MATRIMÓNIO À ITALIANA (1964)
“Filumena
Marturano” é a peça teatral de Eduardo De Filippo, adaptada a cinema por Renato
Castellani, Tonino Guerra, Leonardo Benvenuti e Piero De Bernardi, que está na
base desta comédia de costumes que Vittorio De Sica realiza em 1964, com
excelentes resultados de bilheteira e um algo surpreendente sucesso de crítica,
não tanto em Itália (e nalguns países europeus, onde a crítica marxista
ortodoxa não perdoa a De Sica o aligeirar de tom), mas sobretudo nos EUA, onde
foi nomeado para Oscars, para Melhor Filme em Língua não Inglesa, e para Melhor
Actriz.
Durante a II
Guerra Mundial, com a Itália dilacerada pelo conflito e enjaulada no fascismo
mussoliniano, Domenico Soriano (Marcello Mastroianni), um sedutor homem de
negócios que se vai desenvencilhando bem das dificuldades, sabe-se lá como, mas
calcula-se, consegue equilibrar com agilidade essa actividade com a de
conquistador barato, que vai levando à certa as garotas com que se cruza. Uma
delas, Filumena Marturano (Sophia Loren), encontra-a numa casa de passe, numa
noite de bombardeamentos, e ficam
clientes um do outro. As visitas intensificam-se no bordel, mas depois Domenico
põe casa a Filumena e sabe-se que vivem felizes por 22 anos.
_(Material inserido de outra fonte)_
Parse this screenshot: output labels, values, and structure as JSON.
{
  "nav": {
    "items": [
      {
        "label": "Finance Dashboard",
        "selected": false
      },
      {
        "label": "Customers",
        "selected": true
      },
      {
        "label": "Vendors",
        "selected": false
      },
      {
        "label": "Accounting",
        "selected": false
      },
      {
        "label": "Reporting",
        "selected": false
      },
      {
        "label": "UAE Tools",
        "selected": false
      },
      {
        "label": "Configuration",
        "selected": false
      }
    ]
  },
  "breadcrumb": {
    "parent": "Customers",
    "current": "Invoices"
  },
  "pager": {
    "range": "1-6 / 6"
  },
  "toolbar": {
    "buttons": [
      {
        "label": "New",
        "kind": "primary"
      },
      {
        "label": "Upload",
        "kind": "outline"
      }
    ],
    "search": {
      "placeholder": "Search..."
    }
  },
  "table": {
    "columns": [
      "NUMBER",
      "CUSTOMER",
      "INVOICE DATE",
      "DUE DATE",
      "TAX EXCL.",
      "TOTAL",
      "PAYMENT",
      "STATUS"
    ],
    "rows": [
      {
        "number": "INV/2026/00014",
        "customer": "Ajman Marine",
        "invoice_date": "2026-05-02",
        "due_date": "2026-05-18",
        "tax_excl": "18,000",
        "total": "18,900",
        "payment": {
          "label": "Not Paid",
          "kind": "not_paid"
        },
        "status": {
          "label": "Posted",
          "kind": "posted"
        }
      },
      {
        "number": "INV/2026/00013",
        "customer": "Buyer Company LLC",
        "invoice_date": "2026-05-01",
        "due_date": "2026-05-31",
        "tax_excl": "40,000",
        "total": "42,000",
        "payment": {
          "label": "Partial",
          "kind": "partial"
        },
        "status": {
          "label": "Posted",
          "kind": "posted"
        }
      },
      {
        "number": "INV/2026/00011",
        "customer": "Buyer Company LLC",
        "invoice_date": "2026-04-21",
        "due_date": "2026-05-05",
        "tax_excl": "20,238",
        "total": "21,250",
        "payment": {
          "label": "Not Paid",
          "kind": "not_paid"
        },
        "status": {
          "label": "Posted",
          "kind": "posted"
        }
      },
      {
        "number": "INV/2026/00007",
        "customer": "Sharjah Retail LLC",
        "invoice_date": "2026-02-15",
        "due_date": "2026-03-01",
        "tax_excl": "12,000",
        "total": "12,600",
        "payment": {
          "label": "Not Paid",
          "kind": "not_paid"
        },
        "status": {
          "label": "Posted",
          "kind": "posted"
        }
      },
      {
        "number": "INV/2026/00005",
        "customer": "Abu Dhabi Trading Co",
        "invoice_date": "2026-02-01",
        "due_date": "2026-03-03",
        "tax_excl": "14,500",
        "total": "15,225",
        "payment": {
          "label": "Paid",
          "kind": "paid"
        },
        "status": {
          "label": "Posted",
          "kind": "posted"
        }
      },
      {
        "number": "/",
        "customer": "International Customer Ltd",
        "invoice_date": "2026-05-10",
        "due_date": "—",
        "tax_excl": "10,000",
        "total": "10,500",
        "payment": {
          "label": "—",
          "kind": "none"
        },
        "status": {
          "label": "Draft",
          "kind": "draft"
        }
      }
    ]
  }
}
Quando, porém,
Filumena descobre que Domenico está para casar com outra, encena um ataque de
coração fatal e, às portas da morte, com médico e sacerdote no quarto, leva
Domenico a casar com ela. Mas a assinatura está feita, a doente imaginária
arrebita e confessa a artimanha ao seu agora marido que não acha graça ao
estratagema. Há um plano magnífico, com Domenico ao telefone, assegurando que a
agora sua mulher está pronta a ir para o outro mundo, quando surge no fundo do
enquadramento o fantasma dessa moribunda Filumena, que afirma convictamente que
está bem viva, graças a Deus!
Depois de várias
peripécias, Filumena aceita desligar-se do compromisso, mas tem em mente uma
outra artimanha. Revela finalmente a Domenico que tem três filhos, e sem
indicar qual, acrescenta que um deles é filho dele. Claro que o galã sedutor
sente a voz do sangue, quer auxiliar o filho, mas… por qual optar?
A peça de Eduardo
De Filippo é um clássico da comédia de costumes italianos, põe a descoberto
muito da vida quotidiana da sociedade italiana do pós-guerra, denunciando o
marialvismo e o que com ele se encontra relacionado, oferecendo uma crítica
contundente por um lado, mas enternecedora por outro. O filme de De Sica
serve-se com agilidade desta estrutura para fazer sobressair a interpretação de
dois dos actores de eleição do cineasta e de toda a cinematografia transalpina,
Marcelo Mastroianni e Sophia Loren, ambos transbordantes de vitalidade e de
talento, em duas composições brilhantes.
Claro que este já
não é o Vittorio De Sica da época do neo-realismo duro e puro. É um cineasta
habituado ao que outrora combatera, grandes histórias, actores que são vedetas
internacionais, grandes orçamentos, muita cor e alegria, mesmo a tratar os
temas mais delicados. Estamos já no domínio do que se chamou a comédia à
italiana, que tantos e tão bons produtos nos deu nos anos 50, 60 e 70, entre os
quais algumas obras-primas. Não será o caso deste “Matrimónio à Italiana” que,
todavia, não mereceu as críticas ferozes de alguns dogmáticos de então e
sobrevive ainda hoje com frescura e espontaneidade, recortando com bonomia
quadros da vida diária. Muito boa a partitura musical de Armando Trovajoli e a
bela fotografia de Roberto Gerardi.
“Matrimonio à
Italiana” ganhou o David di Donatello de 1965 para melhor realizador e também o
de melhor produção (Carlo Ponti). Alcançou ainda o Globo de Ouro do mesmo ano
para filme do ano e viu nomeados Sophia Loren e Marcello Mastroianni para
melhor actriz e actor de comédia ou musical.
MATRIMÓNIO À ITALIANA
Título original: Matrimonio all'italiana
Realização: Vittorio
De Sica (Itália, França, 1964); Argumento: Renato Castellani, Tonino Guerra,
Leonardo Benvenuti, Piero De Bernardi, segundo peça teatral de Eduardo De
Filippo ("Filumena Marturano"); Produção: Carlo Ponti, Joseph E.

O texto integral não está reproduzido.